Rivello: al via “Cibo Senza Frontiere”, un progetto europeo tra sapori, cultura e sviluppo del territorio

RIVELLO (PZ) – Sarà l’ex convento di Sant’Antonio di Rivello a ospitare domani, mercoledì 25 marzo 2026 a partire dalle ore 10.30, la presentazione ufficiale e il Kick-off meeting dell’evento “Cibo Senza Frontiere: conoscersi attraverso i sapori”. Si tratta di un progetto di cooperazione internazionale che punta a valorizzare il territorio del Lagonegrese e delle aree limitrofe attraverso il linguaggio universale del cibo.

L’iniziativa è promossa dal Gal “La Cittadella del Sapere”, capofila e beneficiario del progetto. L’obiettivo è quello di costruire una rete stabile tra produttori locali e partner europei. L’area territoriale interessata comprende Lagonegrese, Alto Sinni, Val Sarmento, Mercure e Pollino, territori ricchi di tradizioni enogastronomiche e culturali da promuovere su scala internazionale.

“Cibo Senza Frontiere” nasce con l’intento di favorire l’incontro tra culture diverse, utilizzando cibo, musica e tradizioni come strumenti di dialogo e integrazione. Tra i principali obiettivi figurano il rafforzamento delle produzioni locali, l’incremento degli scambi commerciali a livello europeo e la valorizzazione del Made in Italy, anche in relazione al percorso di candidatura della cucina italiana a patrimonio Unesco.
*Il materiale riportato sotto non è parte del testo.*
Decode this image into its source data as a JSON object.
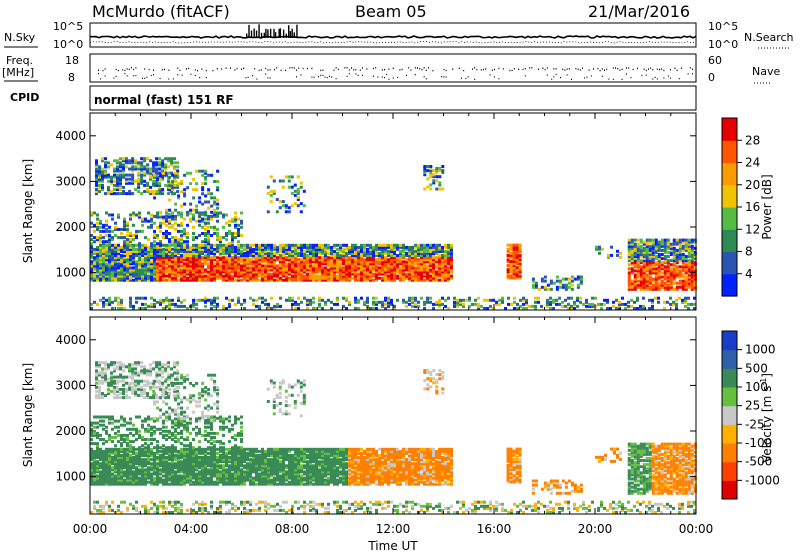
{
  "header": {
    "station": "McMurdo (fitACF)",
    "beam": "Beam 05",
    "date": "21/Mar/2016"
  },
  "panels": {
    "nsky_label": "N.Sky",
    "nsearch_label": "N.Search",
    "freq_label_1": "Freq.",
    "freq_label_2": "[MHz]",
    "nave_label": "Nave",
    "cpid_label": "CPID",
    "cpid_value": "normal (fast) 151 RF",
    "noise_left_ticks": [
      "10^5",
      "10^0"
    ],
    "noise_right_ticks": [
      "10^5",
      "10^0"
    ],
    "freq_left_ticks": [
      "18",
      "8"
    ],
    "nave_right_ticks": [
      "60",
      "0"
    ]
  },
  "chart_data": [
    {
      "type": "heatmap",
      "name": "power",
      "ylabel": "Slant Range [km]",
      "xlabel": "",
      "ylim": [
        180,
        4500
      ],
      "yticks": [
        "1000",
        "2000",
        "3000",
        "4000"
      ],
      "colorbar_label": "Power [dB]",
      "colorbar_ticks": [
        "4",
        "8",
        "12",
        "16",
        "20",
        "24",
        "28"
      ],
      "colors": [
        "#0022ff",
        "#2a55b0",
        "#2e8a55",
        "#55bb44",
        "#f2c300",
        "#ff9a00",
        "#ff5500",
        "#e60000"
      ]
    },
    {
      "type": "heatmap",
      "name": "velocity",
      "ylabel": "Slant Range [km]",
      "xlabel": "Time UT",
      "xticks": [
        "00:00",
        "04:00",
        "08:00",
        "12:00",
        "16:00",
        "20:00",
        "00:00"
      ],
      "ylim": [
        180,
        4500
      ],
      "yticks": [
        "1000",
        "2000",
        "3000",
        "4000"
      ],
      "colorbar_label": "Velocity [m s",
      "colorbar_label_sup": "-1",
      "colorbar_label_end": "]",
      "colorbar_ticks": [
        "1000",
        "500",
        "100",
        "25",
        "-25",
        "-100",
        "-500",
        "-1000"
      ],
      "colors": [
        "#1a3cc8",
        "#2f5fa8",
        "#3a8a58",
        "#66c040",
        "#c8c8c8",
        "#ffb000",
        "#ff8000",
        "#ff4000",
        "#e00000"
      ]
    }
  ]
}
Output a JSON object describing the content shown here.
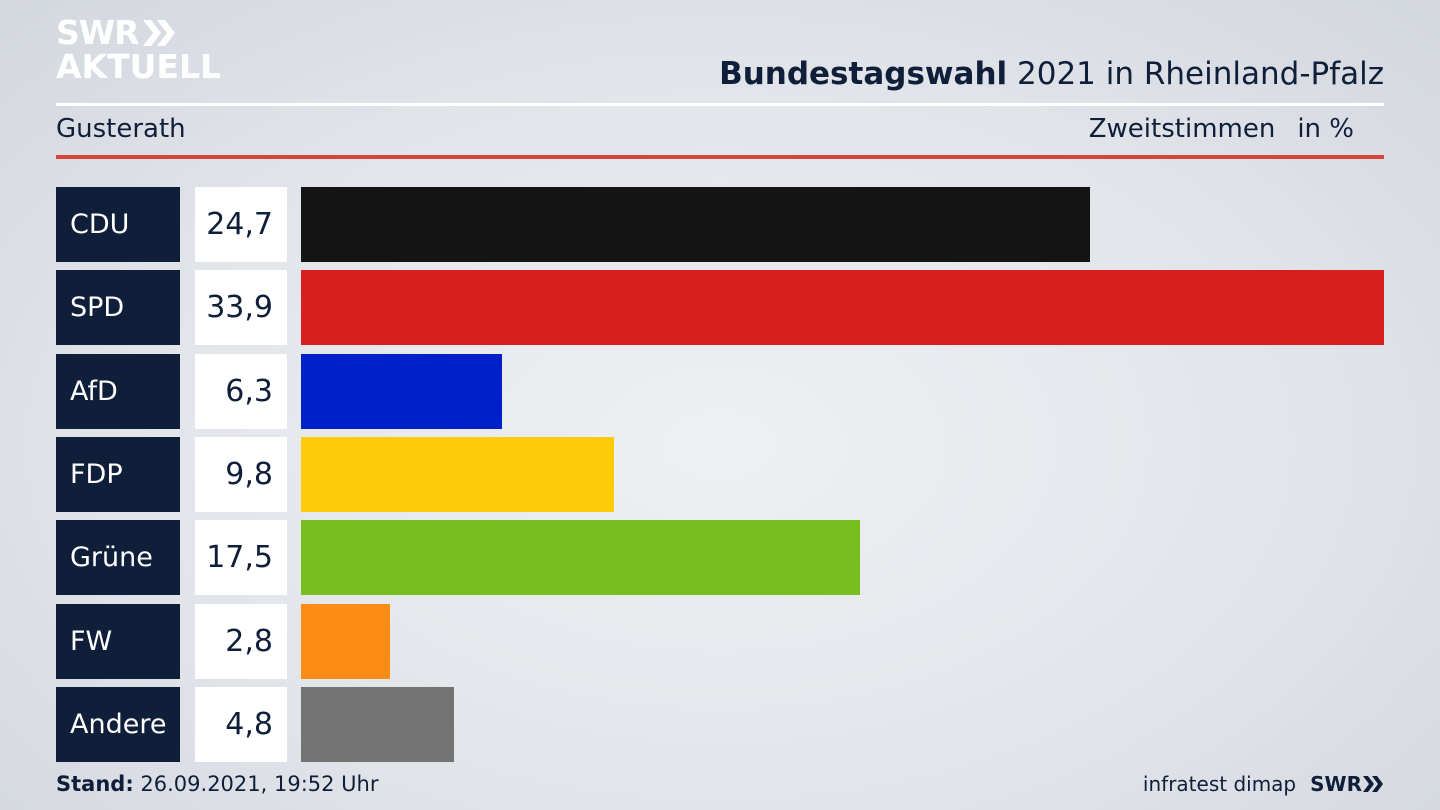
{
  "logo": {
    "line1": "SWR",
    "line2": "AKTUELL"
  },
  "header": {
    "title_bold": "Bundestagswahl",
    "title_rest": " 2021 in Rheinland-Pfalz",
    "location": "Gusterath",
    "measure": "Zweitstimmen",
    "unit": "in %"
  },
  "chart_data": {
    "type": "bar",
    "orientation": "horizontal",
    "categories": [
      "CDU",
      "SPD",
      "AfD",
      "FDP",
      "Grüne",
      "FW",
      "Andere"
    ],
    "values": [
      24.7,
      33.9,
      6.3,
      9.8,
      17.5,
      2.8,
      4.8
    ],
    "value_labels": [
      "24,7",
      "33,9",
      "6,3",
      "9,8",
      "17,5",
      "2,8",
      "4,8"
    ],
    "colors": [
      "#141414",
      "#d71f20",
      "#0020c9",
      "#fdcb0a",
      "#78be1e",
      "#fb8c15",
      "#737373"
    ],
    "title": "Bundestagswahl 2021 in Rheinland-Pfalz",
    "xlabel": "",
    "ylabel": "",
    "xlim": [
      0,
      33.9
    ]
  },
  "footer": {
    "stand_label": "Stand:",
    "stand_value": " 26.09.2021, 19:52 Uhr",
    "source": "infratest dimap",
    "brand": "SWR"
  }
}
Il programma punta, inoltre, allo sviluppo turistico sostenibile, attraverso modelli capaci di destagionalizzare i flussi e promuovere la cosiddetta “slow economy”, sempre più centrale nelle strategie di crescita dei territori. La slow economy mira a un modello economico che promuove la qualità, la sostenibilità e la valorizzazione del tempo rispetto alla frenesia produttiva del fast fashion o del consumo di massa. Concentrandosi su produzione locale, artigianalità e riduzione dell’impatto ambientale, propone uno stile di vita e di consumo più consapevole e duraturo, significativamente adatto alle realtà sociali e geografiche dei borghi lucani.

Le attività si svolgeranno presso la Casa Internazionale della Dieta Mediterranea, situata proprio nel complesso monumentale di Sant’Antonio, luogo simbolico scelto per ospitare il percorso progettuale.
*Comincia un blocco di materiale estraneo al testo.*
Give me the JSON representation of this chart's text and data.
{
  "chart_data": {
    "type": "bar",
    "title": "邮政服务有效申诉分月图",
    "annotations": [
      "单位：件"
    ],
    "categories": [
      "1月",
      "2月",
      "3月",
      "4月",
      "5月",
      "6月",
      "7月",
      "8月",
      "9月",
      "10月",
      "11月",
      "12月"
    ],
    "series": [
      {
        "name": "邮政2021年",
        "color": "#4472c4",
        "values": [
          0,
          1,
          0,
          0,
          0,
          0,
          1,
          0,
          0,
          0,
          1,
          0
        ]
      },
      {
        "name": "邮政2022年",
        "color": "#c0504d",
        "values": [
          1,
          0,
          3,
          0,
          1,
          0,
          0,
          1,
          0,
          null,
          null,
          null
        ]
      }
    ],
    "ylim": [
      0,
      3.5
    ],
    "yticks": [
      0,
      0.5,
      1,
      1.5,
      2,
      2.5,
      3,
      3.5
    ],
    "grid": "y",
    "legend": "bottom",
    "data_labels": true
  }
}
L’evento di lancio sarà aperto dagli interventi istituzionali del sindaco di Rivello, Francesco Altieri, e del presidente del Gal, Franco Muscolino. A seguire, sono previsti contributi tecnici da parte di Giuseppe Paternò (Forcopim), Tiziana Fedele e Rosa Messuti per il Gal “La Cittadella del Sapere”.

Il programma operativo prevede una serie di azioni che diano visibilità al territorio: dall’organizzazione di educational tour rivolti a giornalisti, blogger e influencer, fino alla partecipazione a fiere di settore e alla realizzazione di visite studio nei Paesi partner. Non mancheranno strumenti digitali, come un sito web dedicato, mappe interattive e campagne di social media marketing.

Il progetto ha un carattere internazionale e prevede la partecipazione di circa venti rappresentanti dei GAL provenienti da diversi Paesi europei, tra cui Portogallo, Slovenia, Croazia, Lettonia e Romania, a testimonianza della volontà di costruire una rete di relazioni e collaborazioni solide e durature.

“Cibo Senza Frontiere” è stato recentemente presentato anche in ambito europeo durante l’Exchange of Experiences “LEADER Cooperation”, tenutosi il 3 e 4 marzo 2026 a Segovia, in Spagna, riscuotendo un riscontro positivo.